Nowomowa uczelnianym nakazem
Sprawa dotyczyła kursu Podstawy Dydaktyki (niem. Fachdidaktische Grundlagen 2) i konkretnie jednej oceny. Okazało się, że rektor uczelni oparł się na wytycznych Biura ds. Kompetencji w Zakresie Płci i Różnorodności. Zgodnie z rekomendacją instytucji, uzyskanie pozytywnej oceny nie jest możliwe, o ile nie używa się języka neutralnego płciowo. Studentka upierała się, że użycie rodzaju męskiego samo w sobie nie jest dyskryminujące ze względu na płeć. Oddając swoje prace pisemne, nie stosowała się do uczelnianych wymogów stosowania nowomowy. Doprowadziło to do obniżenia jej oceny o jeden stopień.
W sprawie zwróciła się do Biura Rzecznika Praw Obywatelskich, na którego czele stoi Christoph Luisser.
RPO pyta o podstawy prawne
Rzecznik Praw Obywatelskich skrytykował oświadczenie opisywanej szkoły nauczycielskiej, która wymagała, że najpóźniej od piątego semestru każdy z egzaminów pisemnych, podczas którego nie będzie używany język neutralny płciowo, zakończy się wystawieniem egzaminowanemu negatywnej oceny. Placówka utrzymywała, że jest to zgodne z prawem, a decyzja co do używania języka "równości płciowej" bazuje na wytycznych Biura ds. Kompetencji w Zakresie Płci i Różnorodności.

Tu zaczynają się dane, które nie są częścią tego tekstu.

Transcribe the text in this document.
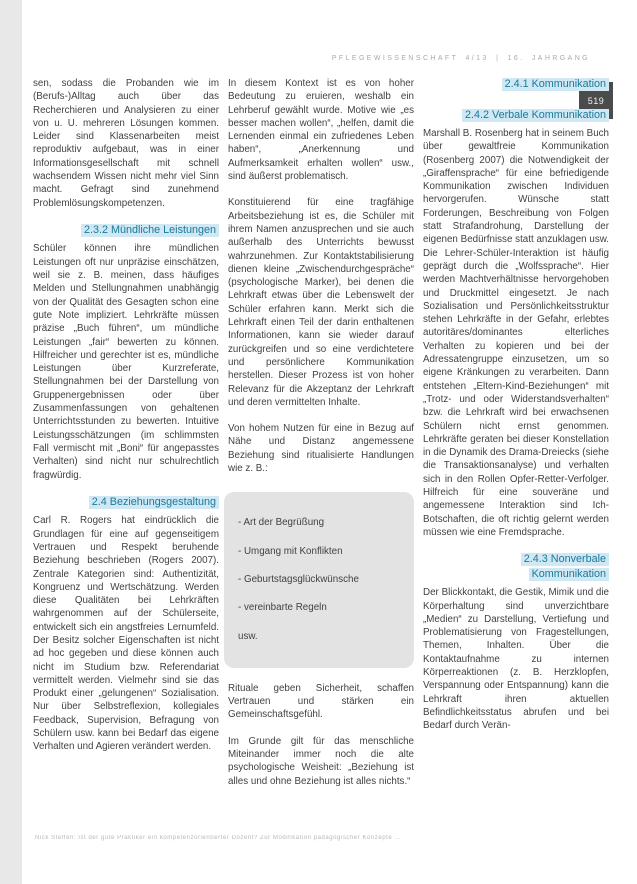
PFLEGEWISSENSCHAFT 4/13 | 16. JAHRGANG
519

sen, sodass die Probanden wie im (Berufs-)Alltag auch über das Recherchieren und Analysieren zu einer von u. U. mehreren Lösungen kommen. Leider sind Klassenarbeiten meist reproduktiv aufgebaut, was in einer Informationsgesellschaft mit schnell wachsendem Wissen nicht mehr viel Sinn macht. Gefragt sind zunehmend Problemlösungskompetenzen.

2.3.2 Mündliche Leistungen

Schüler können ihre mündlichen Leistungen oft nur unpräzise einschätzen, weil sie z. B. meinen, dass häufiges Melden und Stellungnahmen unabhängig von der Qualität des Gesagten schon eine gute Note impliziert. Lehrkräfte müssen präzise „Buch führen“, um mündliche Leistungen „fair“ bewerten zu können. Hilfreicher und gerechter ist es, mündliche Leistungen über Kurzreferate, Stellungnahmen bei der Darstellung von Gruppenergebnissen oder über Zusammenfassungen von gehaltenen Unterrichtsstunden zu bewerten. Intuitive Leistungsschätzungen (im schlimmsten Fall vermischt mit „Boni“ für angepasstes Verhalten) sind nicht nur schulrechtlich fragwürdig.

2.4 Beziehungsgestaltung

Carl R. Rogers hat eindrücklich die Grundlagen für eine auf gegenseitigem Vertrauen und Respekt beruhende Beziehung beschrieben (Rogers 2007). Zentrale Kategorien sind: Authentizität, Kongruenz und Wertschätzung. Werden diese Qualitäten bei Lehrkräften wahrgenommen auf der Schülerseite, entwickelt sich ein angstfreies Lernumfeld. Der Besitz solcher Eigenschaften ist nicht ad hoc gegeben und diese können auch nicht im Studium bzw. Referendariat vermittelt werden. Vielmehr sind sie das Produkt einer „gelungenen“ Sozialisation. Nur über Selbstreflexion, kollegiales Feedback, Supervision, Befragung von Schülern usw. kann bei Bedarf das eigene Verhalten und Agieren verändert werden.

In diesem Kontext ist es von hoher Bedeutung zu eruieren, weshalb ein Lehrberuf gewählt wurde. Motive wie „es besser machen wollen“, „helfen, damit die Lernenden einmal ein zufriedenes Leben haben“, „Anerkennung und Aufmerksamkeit erhalten wollen“ usw., sind äußerst problematisch.

Konstituierend für eine tragfähige Arbeitsbeziehung ist es, die Schüler mit ihrem Namen anzusprechen und sie auch außerhalb des Unterrichts bewusst wahrzunehmen. Zur Kontaktstabilisierung dienen kleine „Zwischendurchgespräche“ (psychologische Marker), bei denen die Lehrkraft etwas über die Lebenswelt der Schüler erfahren kann. Merkt sich die Lehrkraft einen Teil der darin enthaltenen Informationen, kann sie wieder darauf zurückgreifen und so eine verdichtetere und persönlichere Kommunikation herstellen. Dieser Prozess ist von hoher Relevanz für die Akzeptanz der Lehrkraft und deren vermittelten Inhalte.

Von hohem Nutzen für eine in Bezug auf Nähe und Distanz angemessene Beziehung sind ritualisierte Handlungen wie z. B.:

- Art der Begrüßung
- Umgang mit Konflikten
- Geburtstagsglückwünsche
- vereinbarte Regeln
usw.

Rituale geben Sicherheit, schaffen Vertrauen und stärken ein Gemeinschaftsgefühl.

Im Grunde gilt für das menschliche Miteinander immer noch die alte psychologische Weisheit: „Beziehung ist alles und ohne Beziehung ist alles nichts.“

2.4.1 Kommunikation
2.4.2 Verbale Kommunikation

Marshall B. Rosenberg hat in seinem Buch über gewaltfreie Kommunikation (Rosenberg 2007) die Notwendigkeit der „Giraffensprache“ für eine befriedigende Kommunikation zwischen Individuen hervorgerufen. Wünsche statt Forderungen, Beschreibung von Folgen statt Strafandrohung, Darstellung der eigenen Bedürfnisse statt anzuklagen usw. Die Lehrer-Schüler-Interaktion ist häufig geprägt durch die „Wolfssprache“. Hier werden Machtverhältnisse hervorgehoben und Druckmittel eingesetzt. Je nach Sozialisation und Persönlichkeitsstruktur stehen Lehrkräfte in der Gefahr, erlebtes autoritäres/dominantes elterliches Verhalten zu kopieren und bei der Adressatengruppe einzusetzen, um so eigene Kränkungen zu verarbeiten. Dann entstehen „Eltern-Kind-Beziehungen“ mit „Trotz- und oder Widerstandsverhalten“ bzw. die Lehrkraft wird bei erwachsenen Schülern nicht ernst genommen. Lehrkräfte geraten bei dieser Konstellation in die Dynamik des Drama-Dreiecks (siehe die Transaktionsanalyse) und verhalten sich in den Rollen Opfer-Retter-Verfolger. Hilfreich für eine souveräne und angemessene Interaktion sind Ich-Botschaften, die oft richtig gelernt werden müssen wie eine Fremdsprache.

2.4.3 Nonverbale Kommunikation

Der Blickkontakt, die Gestik, Mimik und die Körperhaltung sind unverzichtbare „Medien“ zu Darstellung, Vertiefung und Problematisierung von Fragestellungen, Themen, Inhalten. Über die Kontaktaufnahme zu internen Körperreaktionen (z. B. Herzklopfen, Verspannung oder Entspannung) kann die Lehrkraft ihren aktuellen Befindlichkeitsstatus abrufen und bei Bedarf durch Verän-

Nick Steffen: Ist der gute Praktiker ein kompetenzorientierter Dozent? Zur Modifikation pädagogischer Konzepte …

RPO zauważył jednak, że nieużywanie języka neutralnego płciowo stanowiłoby „kompleksowe kryterium eliminacji”, a tak radykalny środek nie jest objęty podstawą prawną, przytoczoną przez uczelnię w jej oświadczeniu. Christoph Luisser stwierdził, że jest wręcz przeciwnie, a praktyka szkoły "znacząco ogranicza prawo każdego obywatela, zgodnie z art. 8 ust. 1 federalnej ustawy konstytucyjnej, do używania języka urzędowego niemieckiego we wszystkich poprawnych językowo formach (np. w tym rodzaju męskiego) w kontaktach z urzędami".
Rzecznik Praw Obywatelskich nie zgodził się również z poglądem, że równość językowa musi być przestrzegana w każdym zdaniu. Oznaczałoby to całkowicie przestarzałą pedagogikę „wkuwania”, która dążyła również do zmiany poglądów poprzez ciągłe, uporczywe powtarzanie
– wyjaśnił Luisser.
Ministerstwo Nauki porzuca ścisłe egzekwowanie dotychczasowych wytycznych
RPO zwrócił się też do Ministerstwa Nauki z prośbą o wydanie opinii. Resort początkowo stwierdził, że co do zasady popiera "język równości płci", jednak po interwencji Luissera wycofał się z tak ścisłego egzekwowania obowiązujących dotychczas wytycznych, dotyczących języka uwzględniającego płeć.
W przyszłości nieprzestrzeganie odpowiednich wytycznych dotyczących formułowania będzie oceniane wyłącznie proporcjonalnie, w formie odjęcia punktów
– informuje Rzecznik Praw Obywatelskich Christoph Luisser.
Zdaniem urzędnika, jednym z pozytywnych aspektów całej sprawy jest to, że PPH Burgenland została poinformowana o konieczności uwzględnienia zaleceń Niemieckiej Rady Ortograficznej.